You are probably thinking of my mentions of Wechsler 1935 that if you compare the extremes (defined as best/worst out of 1000, ie. ±3 SD) of human capabilities (defined as broadly as possible, including eg running) where the capability has a cardinal scale, the absolute range is surprisingly often around 2-3x. There’s no obvious reason that it should be 2-3x rather than 10x or 100x or lots of other numbers*, so it certainly seems like the human range is quite narrow and we are, from a big picture view going from viruses to hypothetical galaxy-spanning superintelligences, stamped out from the same mold. (There is probably some sort of normality + evolution + mutation-load justification for this but I continue to wait for someone to propose any quantitative argument which can explain why it’s 2-3x.)

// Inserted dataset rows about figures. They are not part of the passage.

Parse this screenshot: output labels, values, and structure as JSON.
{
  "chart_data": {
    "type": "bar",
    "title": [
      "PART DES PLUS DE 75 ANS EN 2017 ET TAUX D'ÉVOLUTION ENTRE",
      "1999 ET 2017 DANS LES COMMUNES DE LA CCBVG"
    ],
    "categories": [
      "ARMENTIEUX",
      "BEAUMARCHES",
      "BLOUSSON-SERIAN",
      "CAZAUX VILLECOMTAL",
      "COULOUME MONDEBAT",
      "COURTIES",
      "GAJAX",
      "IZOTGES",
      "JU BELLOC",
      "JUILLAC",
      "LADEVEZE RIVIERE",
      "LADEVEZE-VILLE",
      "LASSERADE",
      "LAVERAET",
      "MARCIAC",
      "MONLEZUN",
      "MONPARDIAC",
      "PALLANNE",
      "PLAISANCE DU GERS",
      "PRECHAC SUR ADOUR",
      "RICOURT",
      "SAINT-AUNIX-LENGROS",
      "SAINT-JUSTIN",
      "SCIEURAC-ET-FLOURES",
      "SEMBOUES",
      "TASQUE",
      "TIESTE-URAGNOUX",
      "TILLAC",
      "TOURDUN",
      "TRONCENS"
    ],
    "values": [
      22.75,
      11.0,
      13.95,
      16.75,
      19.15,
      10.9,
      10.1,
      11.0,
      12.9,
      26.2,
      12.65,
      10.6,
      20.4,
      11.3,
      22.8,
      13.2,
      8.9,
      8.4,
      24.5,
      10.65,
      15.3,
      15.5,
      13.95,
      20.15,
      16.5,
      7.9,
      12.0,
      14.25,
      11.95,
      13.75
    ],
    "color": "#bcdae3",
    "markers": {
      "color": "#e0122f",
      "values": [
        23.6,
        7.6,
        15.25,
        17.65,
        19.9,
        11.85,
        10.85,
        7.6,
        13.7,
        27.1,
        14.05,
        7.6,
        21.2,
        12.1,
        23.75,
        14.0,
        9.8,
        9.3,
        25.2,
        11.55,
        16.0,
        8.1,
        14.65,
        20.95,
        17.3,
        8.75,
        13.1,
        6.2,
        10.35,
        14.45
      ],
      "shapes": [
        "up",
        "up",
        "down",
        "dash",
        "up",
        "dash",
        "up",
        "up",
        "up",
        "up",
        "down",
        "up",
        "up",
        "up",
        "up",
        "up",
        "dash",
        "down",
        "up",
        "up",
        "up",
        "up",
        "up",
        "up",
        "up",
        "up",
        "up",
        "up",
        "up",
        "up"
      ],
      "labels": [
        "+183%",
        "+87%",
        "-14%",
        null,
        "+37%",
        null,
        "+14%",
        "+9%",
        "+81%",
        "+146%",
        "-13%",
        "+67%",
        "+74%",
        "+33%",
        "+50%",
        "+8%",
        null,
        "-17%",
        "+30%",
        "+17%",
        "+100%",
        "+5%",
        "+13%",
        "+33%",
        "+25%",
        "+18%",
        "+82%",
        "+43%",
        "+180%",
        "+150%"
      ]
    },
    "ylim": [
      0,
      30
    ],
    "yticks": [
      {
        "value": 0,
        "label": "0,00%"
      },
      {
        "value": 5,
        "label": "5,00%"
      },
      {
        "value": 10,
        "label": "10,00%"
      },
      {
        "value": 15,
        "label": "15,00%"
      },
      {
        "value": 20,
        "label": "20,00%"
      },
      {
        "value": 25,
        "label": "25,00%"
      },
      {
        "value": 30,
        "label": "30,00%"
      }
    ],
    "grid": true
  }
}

You could also look at parts of cognitive tests which do allow absolute, not merely relative, measures, like vocabulary or digit span. If you look at, say, backwards digit span and note that most people have a backwards digit span of only ~4.5 and the range is pretty narrow (±<1 digit SD?), obviously there’s “plenty of room at the top” and mnemonists can train to achieve digit spans of hundreds and computers go to digit spans of trillions (at least in the sense of storing on hard drives as an upper bound). Similarly, vocabularies or reaction time: English has millions of words, of which most people will know maybe 25k or closer to 1% than 100% while a neural net like GPT-3 probably knows several times that and has no real barrier to being trained to the point where it just memorizes the OED & other dictionaries; or reaction time tests like reacting to a bright light will take 20-100ms across all humans no matter how greased-lightning their reflexes while if (for some reason) you designed an electronic circuit optimized for that task it’d be more like 0.000000001ms (terahertz circuits on the order of picoseconds, and there’s also more exotic stuff like photonics).

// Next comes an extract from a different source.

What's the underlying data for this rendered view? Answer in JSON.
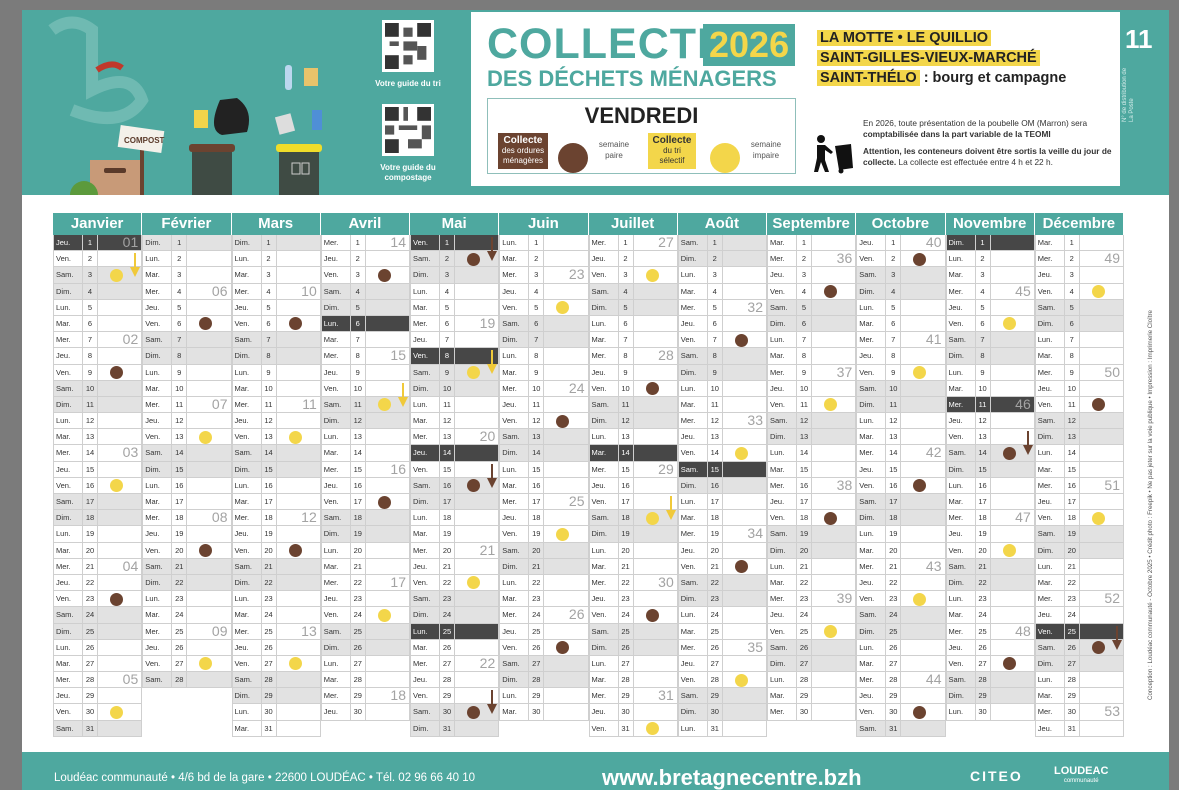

* for example, in what you might call ‘compound’ capabilities like ‘number of papers published’, the range will probably be much larger than ‘2-3x’ (most people published 0 papers and the most prolific author out of 1000 people probably publishes 100+), so it’s not like there’s any a priori physical limit on most of these. But these could just break down into atomic: if paper publishing is log-normal because it’s intelligence X ideas X work X … = publications, then a range of 2-3x in each one would quickly give you the observed skewed range. But the question is where does that consistent 2-3x comes from, why couldn’t it be utterly dominated by one step where there’s a range of 1-10,000, say?
That’s what I was thinking about. Do you still have it on gwern.net? And can you link it please?
Some important implications here:
Eliezer’s spectrum is far more right than Dragon god’s spectrum of intelligence, and the claim of a broad spectrum needs to be reframed more narrowly.
This does suggest that AI intelligence could be much better than RL humans, even with limitations. That is, we should expect quite large capabilities differentials compared to human on human capabilities differentials.
Sorry, can you please walk me through these calculations.
Do you remember the post?
Basically, the standard deviation here is 15, and the median is 100, so what I did was first multiply the standard deviation, then add or subtract based on whether the standard deviation number is positive or negative.
I wish I did, but I don’t right now.
But 15 isn’t the raw difference in IQ test scores. The raw difference in underlying test scores are (re?)normalised to a distribution with a mean of 100 and standard deviation of 15.
We don’t know what percentage difference in underlying cognitive ability/g factor 15 represents.
Yeah, this is probably a big question mark here, and an important area to study.